In any case, parking policy is again central to many of the problems of traditional neighbourhoods. Here is Charles Marohn again:
... For small businesses -- especially a startup -- providing parking is a huge, expensive burden. When the parking required is excessive to the actual needs of the business, a local government is forcing that business owner to allocate scarce capital to unproductive uses. If you are pro- small business, you are anti- parking minimums.
... And parking minimums force some of the most ridiculous land use decisions I have ever seen. An individual wants to take a vacant storefront and open a business but then city hall tells them they need five parking spots. Where do they get that? Well they either don't (likely) or they buy a neighboring property, tear down whatever is on that lot and convert it to financially unproductive parking. This decimates the tax base when it happens and encourages horizontal expansion when it doesn't. If you are pro- environment or if you advocate for a strong, healthy tax base, you are anti- parking minimums.

I would really like to see more exercises like #BlackFridayParking.  

Do you have an idea for a similar event where you are? Please share!

Comments

  1. I'm from New Zealand, I'm taking note, and I'd also like to add some comments.

    As you say the black friday excercise wasn't at all scientific - the photographs could have been taken before the centers opened, in communities hard-hit by recession, and a variety of reasons - but it does raise some interesting points for consideration.

    Here in NZ the accepted best-practice design target for retail (mall) parking is not to target the busiest day but the 30th-highest hour accepting that for the 30 busiest shopping hours there will be insufficient parking.
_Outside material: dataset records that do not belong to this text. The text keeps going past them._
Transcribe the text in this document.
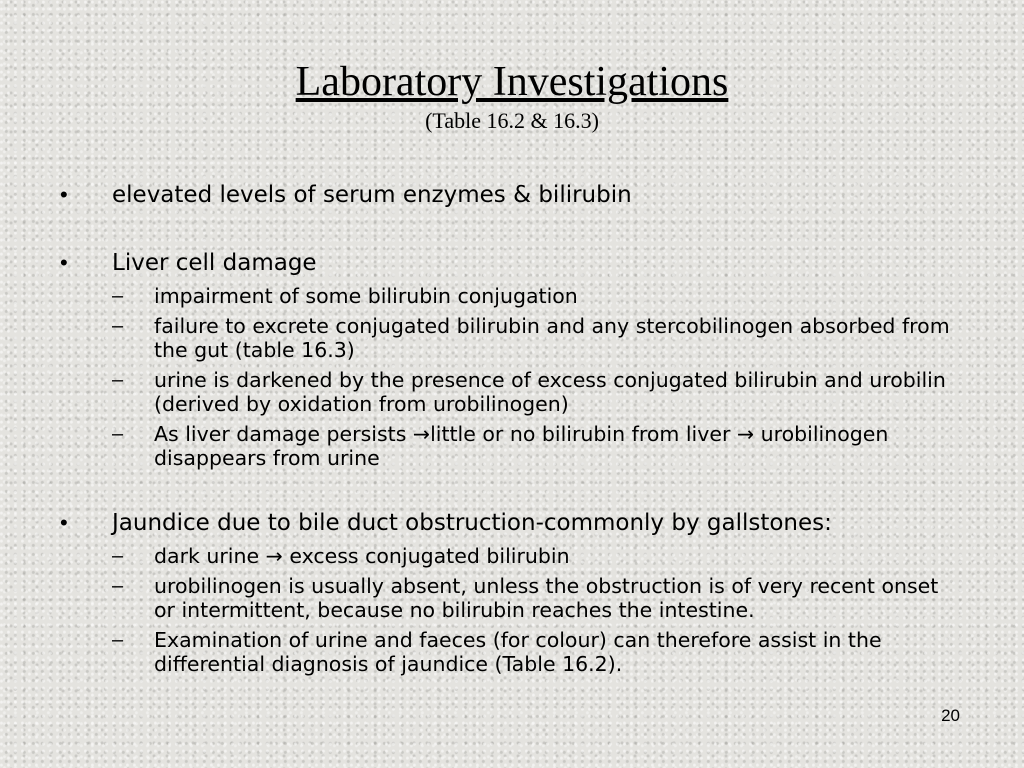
Laboratory Investigations
(Table 16.2 & 16.3)
• elevated levels of serum enzymes & bilirubin
• Liver cell damage
– impairment of some bilirubin conjugation
– failure to excrete conjugated bilirubin and any stercobilinogen absorbed from the gut (table 16.3)
– urine is darkened by the presence of excess conjugated bilirubin and urobilin (derived by oxidation from urobilinogen)
– As liver damage persists →little or no bilirubin from liver → urobilinogen disappears from urine
• Jaundice due to bile duct obstruction-commonly by gallstones:
– dark urine → excess conjugated bilirubin
– urobilinogen is usually absent, unless the obstruction is of very recent onset or intermittent, because no bilirubin reaches the intestine.
– Examination of urine and faeces (for colour) can therefore assist in the differential diagnosis of jaundice (Table 16.2).
20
That may or may not match with the local parking minimums.

    It is also not unknown for larger retail centres to provide parking above the minimum if they think it will make their centre more attractive than competing centres.

    I have seen centres built to the same minimum parking requirements with very different parking demands over time - here older centres tend to see a decline in customer numbers when ever a new centre is opened - the latest centre is bigger and better and the "place to be". Where under-utilised parking is at-grade it is relatively easy to convert to another use, but I would agree multiple-level parking structures present a more expensive barrier to redevelopment.
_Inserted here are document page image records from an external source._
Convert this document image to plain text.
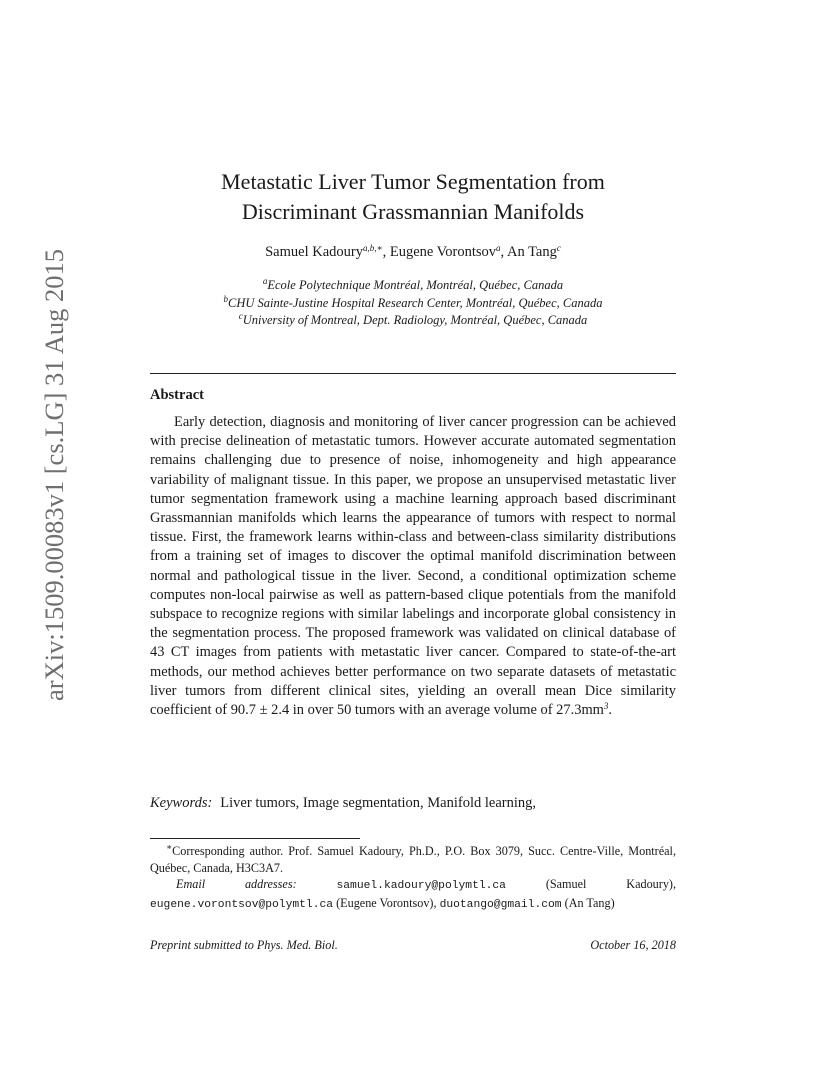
arXiv:1509.00083v1 [cs.LG] 31 Aug 2015
Metastatic Liver Tumor Segmentation from
Discriminant Grassmannian Manifolds
Samuel Kadoury$^{a,b,∗}$, Eugene Vorontsov$^a$, An Tang$^c$
$^a$Ecole Polytechnique Montréal, Montréal, Québec, Canada
$^b$CHU Sainte-Justine Hospital Research Center, Montréal, Québec, Canada
$^c$University of Montreal, Dept. Radiology, Montréal, Québec, Canada
Abstract
Early detection, diagnosis and monitoring of liver cancer progression can be achieved with precise delineation of metastatic tumors. However accurate automated segmentation remains challenging due to presence of noise, inhomogeneity and high appearance variability of malignant tissue. In this paper, we propose an unsupervised metastatic liver tumor segmentation framework using a machine learning approach based discriminant Grassmannian manifolds which learns the appearance of tumors with respect to normal tissue. First, the framework learns within-class and between-class similarity distributions from a training set of images to discover the optimal manifold discrimination between normal and pathological tissue in the liver. Second, a conditional optimization scheme computes non-local pairwise as well as pattern-based clique potentials from the manifold subspace to recognize regions with similar labelings and incorporate global consistency in the segmentation process. The proposed framework was validated on clinical database of 43 CT images from patients with metastatic liver cancer. Compared to state-of-the-art methods, our method achieves better performance on two separate datasets of metastatic liver tumors from different clinical sites, yielding an overall mean Dice similarity coefficient of 90.7 ± 2.4 in over 50 tumors with an average volume of $27.3mm^3$.
Keywords: Liver tumors, Image segmentation, Manifold learning,
∗Corresponding author. Prof. Samuel Kadoury, Ph.D., P.O. Box 3079, Succ. Centre-Ville, Montréal, Québec, Canada, H3C3A7.
Email addresses:	samuel.kadoury@polymtl.ca	(Samuel Kadoury), eugene.vorontsov@polymtl.ca (Eugene Vorontsov), duotango@gmail.com (An Tang)
Preprint submitted to Phys. Med. Biol.	October 16, 2018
    The use of parking minimums for storefronts in established neighbourhoods is the wrong approach. Aside from the barrier highlighted in your post it is inefficient for small stores to each provide 5 spaces. It is far more efficient to group that parking into a communal area - parking is easier to find, easier to manage, less parking is required, and the resulting area generally works a lot better. This is not an argument to get rid of all parking minimums - it is an argument for authorities to provide better solutions as it is impractical to leave the provision of communal parking areas to property owners in areas with fragmented ownership.

    I some of the arguments for getting rid of parking minimums, arguments like "let developers decide their own provision"; however I have yet to be convinced on the merits of that argument, at least in some areas. Many developers are likely to provide insufficient parking - and in many cases that will change demand for travel or move people to other modes; but in some cases, particularly where large retail malls are located in residential neighbourhoods the result will be different. In those cases the overall parking demand will remain unchanged but it will be located throughout the residential street network. This moves the cost off the developer, off the motorist, and onto the residents and other users of the residential street who are left with no parking and severely reduced amenity. Measures to manage parking in favour of residents have been tried but are difficult to do well.

    Parking minimums may have been introduced for all kinds of poor reasons, but there is at least one good reason for having some parking minimums - set at an appropriate level of course.